LaborPress

Graduate Students Await NLRB Decision

By Mary Ellen Flannery
Originally printed on NEA website, 9/13/2012

Reprinted in LaborPress on 9/17/2012

To slow the progression of multiple scleroris in her body, Kristi Brownfield, a graduate student at Southern Illinois University Carbondale (SIUC), needs to take $1,700 worth of medication each month. As a low-paid teaching assistant, she can’t afford it.

But there’s new hope for Brownfield— and it’s the contract between SIUC and GA United, the NEA-affiliated union that represents graduate students on that campus. Last year, thanks to the process of collective bargaining, graduate students won new and better access to healthcare.

“Nobody comes to graduate school for the health care plan,” Brownfield told administrators last year, “But maybe they should be able to.”This is what collective bargaining can do for union members: provide them with a meaningful voice in their workplaces so that they can talk about the tools they need to do their jobs well. This includes adequate health care, of course, but it also includes things that directly affect quality of education, such as class sizes, curriculum, and academic freedom. As members of a union, all educators can help to identify and solve issues of learning.

Unfortunately, that positive voice, along with the right to belong to a union, often has been denied to graduate students, who are paid by universities to teach classes. The same rights also have been often denied to faculty and employees at private and religious institutions.

The good news is that may be changing, thanks to the legal advocacy of NEA and its allies and the common sense of President Obama’s National Labor Relations Board (NLRB). Recently the NLRB announced it would review a 2004 ruling that took away the rights of graduate students to unionize. It also has said it will take a second look at a 1980 Supreme Court decision, which ruled against unionization of faculty at a private college because, the Court said those faculty were actually managerial employees. This review was prompted by unionization efforts at Point Park University, a private university in Pennsylvania.

On Wednesday, two Republican-led U.S. House of Representatives subcommittees jointly took up these issues, claiming that NLRB board members—and unions—are forcing their way into higher education. “The opposite is true,” testified Christian Sweeney, a deputy organizing director at AFL-CIO. “Higher ed employees are reaching out to unions. They want to address their very real concerns through the process of collective bargaining.”

And, in any case, asked U.S. Rep. Rob Andrews (D-NJ), doesn’t Congress have more important concerns, such as job creation? “The questions we face this morning (about NLRB and union rights) are significant,” he said, “but the course of agenda that the majority continues to pursue is not only diversionary but counter-productive…I get the distinct sense our constituents would rather us work together and find solutions to create job opportunities.”

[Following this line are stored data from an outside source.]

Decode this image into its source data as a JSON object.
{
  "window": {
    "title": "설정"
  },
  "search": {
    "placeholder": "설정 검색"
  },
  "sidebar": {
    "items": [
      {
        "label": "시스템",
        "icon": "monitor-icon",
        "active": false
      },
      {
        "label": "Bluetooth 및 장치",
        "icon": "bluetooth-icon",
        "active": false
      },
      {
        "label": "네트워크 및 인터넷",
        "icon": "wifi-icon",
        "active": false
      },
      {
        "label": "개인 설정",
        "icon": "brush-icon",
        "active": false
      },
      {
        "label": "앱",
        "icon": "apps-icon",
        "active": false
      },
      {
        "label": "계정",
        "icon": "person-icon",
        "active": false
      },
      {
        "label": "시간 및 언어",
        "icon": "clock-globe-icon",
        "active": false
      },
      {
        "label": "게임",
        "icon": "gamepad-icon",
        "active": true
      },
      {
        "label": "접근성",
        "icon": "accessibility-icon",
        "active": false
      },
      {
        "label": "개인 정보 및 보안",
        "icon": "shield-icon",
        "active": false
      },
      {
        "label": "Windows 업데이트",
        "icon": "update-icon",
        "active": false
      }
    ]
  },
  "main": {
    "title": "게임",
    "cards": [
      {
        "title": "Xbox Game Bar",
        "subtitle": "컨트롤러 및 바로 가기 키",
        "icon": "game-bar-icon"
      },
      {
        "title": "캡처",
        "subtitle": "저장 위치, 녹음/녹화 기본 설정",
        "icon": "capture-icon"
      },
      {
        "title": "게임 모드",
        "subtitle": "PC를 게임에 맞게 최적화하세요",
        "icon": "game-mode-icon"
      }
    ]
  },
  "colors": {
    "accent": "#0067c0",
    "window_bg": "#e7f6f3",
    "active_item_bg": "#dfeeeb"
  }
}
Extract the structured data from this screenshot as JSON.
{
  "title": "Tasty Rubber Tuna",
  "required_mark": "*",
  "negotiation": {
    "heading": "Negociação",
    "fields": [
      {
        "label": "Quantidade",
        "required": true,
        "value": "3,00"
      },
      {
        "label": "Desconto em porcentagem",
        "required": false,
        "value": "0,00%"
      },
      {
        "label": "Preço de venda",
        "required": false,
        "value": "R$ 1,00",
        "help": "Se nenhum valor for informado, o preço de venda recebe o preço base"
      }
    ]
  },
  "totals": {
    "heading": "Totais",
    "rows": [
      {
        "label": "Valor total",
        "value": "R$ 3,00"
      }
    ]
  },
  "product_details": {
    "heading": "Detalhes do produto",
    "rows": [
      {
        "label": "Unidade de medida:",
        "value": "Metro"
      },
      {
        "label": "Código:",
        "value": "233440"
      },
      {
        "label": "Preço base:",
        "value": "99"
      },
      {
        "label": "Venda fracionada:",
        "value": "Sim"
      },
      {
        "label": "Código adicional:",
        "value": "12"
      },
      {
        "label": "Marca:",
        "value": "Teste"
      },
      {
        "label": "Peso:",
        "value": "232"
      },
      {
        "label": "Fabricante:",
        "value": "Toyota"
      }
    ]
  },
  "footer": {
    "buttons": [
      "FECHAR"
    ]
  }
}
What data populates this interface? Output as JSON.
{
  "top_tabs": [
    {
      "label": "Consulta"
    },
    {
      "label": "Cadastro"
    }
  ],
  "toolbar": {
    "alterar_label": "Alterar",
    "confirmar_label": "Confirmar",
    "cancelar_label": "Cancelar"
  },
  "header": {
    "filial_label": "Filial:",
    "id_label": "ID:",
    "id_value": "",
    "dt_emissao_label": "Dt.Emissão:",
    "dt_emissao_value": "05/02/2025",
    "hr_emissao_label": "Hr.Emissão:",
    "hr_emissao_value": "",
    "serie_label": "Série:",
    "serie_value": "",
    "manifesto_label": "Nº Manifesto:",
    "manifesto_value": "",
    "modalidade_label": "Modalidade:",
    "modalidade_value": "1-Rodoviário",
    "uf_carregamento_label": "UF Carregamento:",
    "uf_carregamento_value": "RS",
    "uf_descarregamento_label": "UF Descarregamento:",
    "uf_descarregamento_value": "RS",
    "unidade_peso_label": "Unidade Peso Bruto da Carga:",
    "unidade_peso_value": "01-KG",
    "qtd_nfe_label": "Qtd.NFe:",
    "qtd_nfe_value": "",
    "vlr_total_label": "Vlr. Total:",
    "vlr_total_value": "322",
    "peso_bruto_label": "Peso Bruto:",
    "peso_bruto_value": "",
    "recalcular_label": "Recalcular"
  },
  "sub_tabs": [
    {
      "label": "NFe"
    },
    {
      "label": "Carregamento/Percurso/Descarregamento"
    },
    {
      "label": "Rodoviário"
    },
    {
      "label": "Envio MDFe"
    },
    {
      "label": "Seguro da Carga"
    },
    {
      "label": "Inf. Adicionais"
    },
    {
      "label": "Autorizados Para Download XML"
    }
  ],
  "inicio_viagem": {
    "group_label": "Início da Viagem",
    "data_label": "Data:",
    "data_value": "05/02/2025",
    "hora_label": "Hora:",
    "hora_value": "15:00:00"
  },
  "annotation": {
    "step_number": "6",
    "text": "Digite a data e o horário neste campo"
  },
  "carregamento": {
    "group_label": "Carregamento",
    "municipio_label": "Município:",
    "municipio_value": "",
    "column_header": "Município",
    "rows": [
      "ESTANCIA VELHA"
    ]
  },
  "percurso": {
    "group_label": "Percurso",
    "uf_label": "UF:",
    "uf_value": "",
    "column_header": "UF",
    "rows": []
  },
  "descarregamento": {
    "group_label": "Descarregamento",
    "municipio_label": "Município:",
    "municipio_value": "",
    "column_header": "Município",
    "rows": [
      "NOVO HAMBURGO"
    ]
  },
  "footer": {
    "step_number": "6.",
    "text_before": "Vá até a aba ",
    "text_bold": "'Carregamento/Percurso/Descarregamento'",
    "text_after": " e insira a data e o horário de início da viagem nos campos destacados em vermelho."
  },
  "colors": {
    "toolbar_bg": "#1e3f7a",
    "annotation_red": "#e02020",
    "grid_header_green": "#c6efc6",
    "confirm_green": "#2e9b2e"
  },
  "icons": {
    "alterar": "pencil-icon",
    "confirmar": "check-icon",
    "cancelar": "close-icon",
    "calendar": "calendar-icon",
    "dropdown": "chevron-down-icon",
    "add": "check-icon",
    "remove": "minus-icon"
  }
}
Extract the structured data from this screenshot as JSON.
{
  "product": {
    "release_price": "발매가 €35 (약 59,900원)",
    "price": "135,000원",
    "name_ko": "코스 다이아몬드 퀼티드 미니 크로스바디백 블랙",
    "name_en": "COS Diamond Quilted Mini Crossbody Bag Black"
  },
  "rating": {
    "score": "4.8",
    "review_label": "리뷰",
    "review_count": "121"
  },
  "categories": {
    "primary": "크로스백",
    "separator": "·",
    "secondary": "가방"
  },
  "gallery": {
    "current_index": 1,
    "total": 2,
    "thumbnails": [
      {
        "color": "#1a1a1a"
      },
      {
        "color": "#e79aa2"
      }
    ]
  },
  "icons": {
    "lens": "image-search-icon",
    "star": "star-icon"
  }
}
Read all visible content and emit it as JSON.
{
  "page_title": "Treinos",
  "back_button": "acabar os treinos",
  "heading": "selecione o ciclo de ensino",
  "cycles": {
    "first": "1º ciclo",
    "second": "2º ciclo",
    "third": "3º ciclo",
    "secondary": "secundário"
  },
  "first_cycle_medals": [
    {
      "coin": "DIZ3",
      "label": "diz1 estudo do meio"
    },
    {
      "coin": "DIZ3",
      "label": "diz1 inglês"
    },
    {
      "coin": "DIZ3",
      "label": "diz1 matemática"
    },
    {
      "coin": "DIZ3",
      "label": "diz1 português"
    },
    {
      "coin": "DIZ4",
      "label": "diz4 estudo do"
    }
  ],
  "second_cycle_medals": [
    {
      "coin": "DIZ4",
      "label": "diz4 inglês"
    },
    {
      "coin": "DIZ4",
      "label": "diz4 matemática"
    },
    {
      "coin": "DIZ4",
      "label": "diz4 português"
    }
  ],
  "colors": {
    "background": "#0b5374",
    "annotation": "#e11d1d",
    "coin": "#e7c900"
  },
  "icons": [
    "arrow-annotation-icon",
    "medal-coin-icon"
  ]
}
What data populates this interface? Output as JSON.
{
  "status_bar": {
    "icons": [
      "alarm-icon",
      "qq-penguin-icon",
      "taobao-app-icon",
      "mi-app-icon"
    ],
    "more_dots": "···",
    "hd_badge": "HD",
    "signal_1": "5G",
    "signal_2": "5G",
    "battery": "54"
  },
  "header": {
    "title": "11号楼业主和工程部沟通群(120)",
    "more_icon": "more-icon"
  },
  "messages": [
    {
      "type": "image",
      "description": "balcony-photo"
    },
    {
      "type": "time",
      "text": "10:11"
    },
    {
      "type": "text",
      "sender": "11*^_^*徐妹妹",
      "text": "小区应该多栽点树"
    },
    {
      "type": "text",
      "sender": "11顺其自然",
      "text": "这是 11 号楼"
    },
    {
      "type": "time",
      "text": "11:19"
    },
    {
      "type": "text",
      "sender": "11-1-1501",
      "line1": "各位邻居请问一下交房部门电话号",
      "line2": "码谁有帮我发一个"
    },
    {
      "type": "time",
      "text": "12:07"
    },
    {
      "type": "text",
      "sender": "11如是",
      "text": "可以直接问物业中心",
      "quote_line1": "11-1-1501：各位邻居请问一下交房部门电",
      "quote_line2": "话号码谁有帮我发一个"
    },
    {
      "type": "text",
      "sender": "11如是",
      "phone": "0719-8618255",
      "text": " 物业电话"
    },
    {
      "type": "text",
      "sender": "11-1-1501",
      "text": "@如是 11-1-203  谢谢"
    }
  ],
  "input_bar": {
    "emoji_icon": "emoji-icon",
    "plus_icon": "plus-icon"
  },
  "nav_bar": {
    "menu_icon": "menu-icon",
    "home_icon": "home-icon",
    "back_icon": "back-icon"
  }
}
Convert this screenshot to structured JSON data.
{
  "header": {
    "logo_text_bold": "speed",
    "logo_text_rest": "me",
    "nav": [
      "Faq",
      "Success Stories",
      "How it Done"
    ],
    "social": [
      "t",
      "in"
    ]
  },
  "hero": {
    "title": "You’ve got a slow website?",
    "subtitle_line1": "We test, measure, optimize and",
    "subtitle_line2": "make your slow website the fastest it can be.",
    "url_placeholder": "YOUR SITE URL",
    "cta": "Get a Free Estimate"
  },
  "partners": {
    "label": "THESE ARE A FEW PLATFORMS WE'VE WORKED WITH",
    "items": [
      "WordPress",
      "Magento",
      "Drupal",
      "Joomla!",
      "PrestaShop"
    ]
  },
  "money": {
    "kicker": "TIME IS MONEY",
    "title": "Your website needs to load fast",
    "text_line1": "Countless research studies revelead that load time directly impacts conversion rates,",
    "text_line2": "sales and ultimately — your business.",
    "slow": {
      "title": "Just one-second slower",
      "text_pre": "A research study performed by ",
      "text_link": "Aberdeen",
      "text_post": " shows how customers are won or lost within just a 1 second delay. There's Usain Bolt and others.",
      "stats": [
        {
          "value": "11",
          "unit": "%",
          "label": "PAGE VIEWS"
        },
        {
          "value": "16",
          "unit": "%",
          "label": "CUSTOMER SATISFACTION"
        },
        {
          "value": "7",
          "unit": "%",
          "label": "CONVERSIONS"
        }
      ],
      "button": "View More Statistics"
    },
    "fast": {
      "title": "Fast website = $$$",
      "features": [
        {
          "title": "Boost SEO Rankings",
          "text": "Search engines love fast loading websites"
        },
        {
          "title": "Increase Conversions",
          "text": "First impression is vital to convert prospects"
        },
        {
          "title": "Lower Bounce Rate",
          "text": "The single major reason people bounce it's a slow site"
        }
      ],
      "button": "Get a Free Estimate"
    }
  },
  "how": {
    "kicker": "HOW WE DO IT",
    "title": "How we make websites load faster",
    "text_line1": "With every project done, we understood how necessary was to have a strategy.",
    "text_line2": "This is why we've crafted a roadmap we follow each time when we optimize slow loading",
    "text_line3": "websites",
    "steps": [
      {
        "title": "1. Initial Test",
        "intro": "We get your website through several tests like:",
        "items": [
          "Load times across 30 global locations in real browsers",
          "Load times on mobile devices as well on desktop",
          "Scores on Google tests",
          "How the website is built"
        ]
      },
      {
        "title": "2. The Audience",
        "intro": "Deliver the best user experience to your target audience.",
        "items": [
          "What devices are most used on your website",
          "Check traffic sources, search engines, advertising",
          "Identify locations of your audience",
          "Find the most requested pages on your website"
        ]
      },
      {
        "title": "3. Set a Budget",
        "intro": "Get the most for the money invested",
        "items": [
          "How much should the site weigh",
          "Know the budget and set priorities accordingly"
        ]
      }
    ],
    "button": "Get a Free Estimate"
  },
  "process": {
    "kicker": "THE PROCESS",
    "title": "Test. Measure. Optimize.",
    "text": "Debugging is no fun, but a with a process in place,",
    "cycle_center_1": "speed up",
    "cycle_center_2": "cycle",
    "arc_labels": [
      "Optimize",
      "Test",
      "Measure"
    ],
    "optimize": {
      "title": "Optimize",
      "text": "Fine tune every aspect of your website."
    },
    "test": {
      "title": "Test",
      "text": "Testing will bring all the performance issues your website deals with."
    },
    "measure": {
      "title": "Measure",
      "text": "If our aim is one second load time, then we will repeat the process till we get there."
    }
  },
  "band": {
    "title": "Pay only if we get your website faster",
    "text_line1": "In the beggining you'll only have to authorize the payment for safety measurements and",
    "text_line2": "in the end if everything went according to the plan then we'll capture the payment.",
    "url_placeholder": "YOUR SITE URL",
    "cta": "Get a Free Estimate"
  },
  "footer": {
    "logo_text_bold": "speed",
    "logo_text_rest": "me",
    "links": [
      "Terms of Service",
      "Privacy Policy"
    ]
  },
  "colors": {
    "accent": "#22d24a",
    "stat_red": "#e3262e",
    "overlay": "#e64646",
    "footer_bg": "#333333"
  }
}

In both cases under consideration by the NLRB, the one having to do with grad students at New York University and the other with faculty at Point Park, NEA has filed or signed on to legal briefs with NLRB that support the collective bargaining rights of all employees. In the latter case, NEA specifically points to the “historical reality” that “the landscape of higher education is changing rapidly.”

Maybe 30-plus years ago, when the case originally was decided, faculty had input and influence over significant administrative decisions, such as university budgets. But today, the brief asserts, “Faculty recommendations are not implemented in many areas important in Yeshiva [the previous case] — if, indeed, professional advice in these areas is sought from faculty at all.” Indeed, these days, most faculty members are part-time or contingent employees, with little say at all.

“The Board..has been given two clear, competing visions to choose from,” wrote NEA attorney Jason Walta in a recent column for the NEA Advocate. “One would virtually banish collective-bargaining in private institutions of higher ed, while the other would secure the promise of the National Labor Relations Act for a group of professionals who are just as deserving as anyone else to have their interests represented by a union.”